If I'm not in a hurry, New York is. And then you have to run to keep pace with it anyway. Yes, everything goes fast here, but after being here for two weeks I'm getting quite used to the situation. It seems ages ago that I was sitting in a cab on my first day, gazing at the Manhattan streets with a mixed feeling of anxiety and intrigue. Right now I'm standing every day in the subway (standing, cause you can't sit) and go to work like every other slave of the working society. I'm even getting used to the crazy people over here. This morning I noticed I wasn't surprised anymore when I saw someone talking loud to himself.

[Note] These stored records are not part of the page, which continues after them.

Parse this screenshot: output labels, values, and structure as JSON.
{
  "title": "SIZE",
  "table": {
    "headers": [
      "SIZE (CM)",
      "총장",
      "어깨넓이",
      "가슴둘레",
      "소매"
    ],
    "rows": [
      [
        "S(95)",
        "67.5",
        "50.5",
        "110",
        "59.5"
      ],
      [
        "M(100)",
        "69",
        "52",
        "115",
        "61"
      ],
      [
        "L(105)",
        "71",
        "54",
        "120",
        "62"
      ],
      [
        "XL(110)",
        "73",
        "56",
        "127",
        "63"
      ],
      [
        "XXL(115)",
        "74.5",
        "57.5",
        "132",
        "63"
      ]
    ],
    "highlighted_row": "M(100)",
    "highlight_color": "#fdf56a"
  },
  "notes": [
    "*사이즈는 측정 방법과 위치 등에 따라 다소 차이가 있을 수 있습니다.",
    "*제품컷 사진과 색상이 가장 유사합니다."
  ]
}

What still amazes me is the advertising here. One out of two commercials on television is from some car dealer. The ads are always the same. The first 20 seconds they lure the viewer into the commercial by showing spectacular shots of a car doing a slalom and driving in a curve. An intriguing sounding voice over tells about all the specifications of the car. When the potential car buyer is almost drooling in front of the television...BAM. They trap the viewer by casting an enormous amount of prizes, special offers, mandatory messages and restrictions. Every inch of white space around the car is suddenly filled with copy.
Over here they like copy so much that they fill entire packages with it. In the beginning it took me over an hour to do groceries cause I couldn't find the right product. There are no packages that just say 'BUTTER'. If you want normal butter you have to find this butter between the soja butter, macrobiotic butter, fat-free butter, unsalted butter, flavoured butter and lactose free butter. There's even a brand called 'I can't believe it's not butter'. Well, if it's not butter, I don't want it. Another piece of copy, on a cereal package:
'For anyone who wants to celebrate their 50th birthday. As the halfway point'.
This is the lamest piece of copy I've ever seen on a package. Yet it's so strange that it makes me laugh. Talking about strange, the keyword on every package here is: ANTIOXIDANT! That tea and apple juice contain antioxidants doesn't surprise me. But they even put the line 'contains natural antioxidants' on a chocolate bar because there are raisins in it (!). Some copies are just plain bizarre. Like this line that was in a big font on a can of salt:
'This salt does not supply iodide. A necessary nutrient'.
So...let me get this straight: you bring a product on the market, leave out a vital ingrediënt and put that prominent on the package? Well, at least it's honest. Luckily, I figured out which products I have to buy and doing groceries goes faster every time. Which is good, because I love New York and I didn't fly all the way from Holland to waste my time in the local supermarket.